The writing style is lyrical and pleasant to read, lending a beauty to distant narration and everyday events. If you enjoy literary style prose, this may be enough to get you past the book’s shortcomings.
There were some interesting meditations on identity, as Fan leaves the contained world of B-Mor (aka Baltimore) and heads out into the Open Counties. Eventually, she will reach a Charter village as well, but I didn’t make it that far.
Nothing happens. Due to the extreme distance of the narrative style, nothing happens in present time. Fan’s journey is looked back on as a legend of B-Mor history, more narrative summary than story, with a lot of speculation as to what actually happened. In three hours of listening time this is the sum total of what’s happened: her boyfriend disappeared, she left, she got grazed by a car, she’s been taken into an Open Counties settlement.
Characters are viewed distantly, with little emotional connection. As part of that same narrative distance, the reader is given no access to character’s interior thoughts, making it hard to understand their motives or care about their difficulties. The narrator is a nebulous voice of future B-Mor, looking back on the birth of a legend, and as a vague collective voice, it is just as impersonal.
By one third in, I was forcing my way forward and dreading every moment. The writing itself is strong enough that I could have forced myself to continue, if it were only a problem of pacing. But without an emotional connection to the characters, I found no reason to find out if anything did, eventually, happen to them.

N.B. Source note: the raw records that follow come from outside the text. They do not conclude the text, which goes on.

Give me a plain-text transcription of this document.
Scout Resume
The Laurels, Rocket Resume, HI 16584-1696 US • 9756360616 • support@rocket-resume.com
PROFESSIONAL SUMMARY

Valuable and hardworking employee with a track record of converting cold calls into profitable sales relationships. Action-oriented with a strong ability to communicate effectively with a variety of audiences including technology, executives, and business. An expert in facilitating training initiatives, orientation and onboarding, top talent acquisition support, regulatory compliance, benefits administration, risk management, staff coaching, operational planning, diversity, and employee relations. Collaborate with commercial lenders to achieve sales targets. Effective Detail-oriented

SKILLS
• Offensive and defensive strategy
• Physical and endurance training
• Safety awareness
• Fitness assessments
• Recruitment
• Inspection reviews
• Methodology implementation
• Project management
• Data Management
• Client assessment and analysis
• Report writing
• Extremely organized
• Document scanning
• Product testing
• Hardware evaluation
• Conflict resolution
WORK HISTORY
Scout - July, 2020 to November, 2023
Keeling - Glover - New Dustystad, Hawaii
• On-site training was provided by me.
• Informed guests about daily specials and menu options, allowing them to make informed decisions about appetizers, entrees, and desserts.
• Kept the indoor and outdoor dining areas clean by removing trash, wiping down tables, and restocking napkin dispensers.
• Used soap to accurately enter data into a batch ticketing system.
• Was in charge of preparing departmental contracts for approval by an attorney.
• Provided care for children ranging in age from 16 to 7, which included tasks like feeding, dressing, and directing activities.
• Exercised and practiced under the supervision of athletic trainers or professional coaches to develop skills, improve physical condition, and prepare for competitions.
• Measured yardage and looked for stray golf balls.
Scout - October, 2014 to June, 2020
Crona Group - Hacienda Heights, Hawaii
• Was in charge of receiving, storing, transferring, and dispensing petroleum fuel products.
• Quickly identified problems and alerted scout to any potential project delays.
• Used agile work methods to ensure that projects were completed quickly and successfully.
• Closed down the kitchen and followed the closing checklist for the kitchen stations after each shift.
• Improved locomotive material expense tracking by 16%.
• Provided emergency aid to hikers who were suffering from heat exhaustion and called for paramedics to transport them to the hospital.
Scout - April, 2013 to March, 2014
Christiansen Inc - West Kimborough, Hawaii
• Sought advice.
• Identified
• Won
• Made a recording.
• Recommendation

Similar titles I DO recommend:
- Finnikin of the Rock – Fantasy trilogy which explores issues of national and personal identity in a kingdom shattered by war. Compelling and thought-provoking.
- Wool Omnibus – Dystopian science fiction that packs a lot of emotion into a fast-moving, well-written sequence of connected short stories and novellas.
- Oryx and Crake – A dystopian classic by one of literary science fiction’s darlings, Margaret Atwood. Beautifully written, well paced, with strong characters.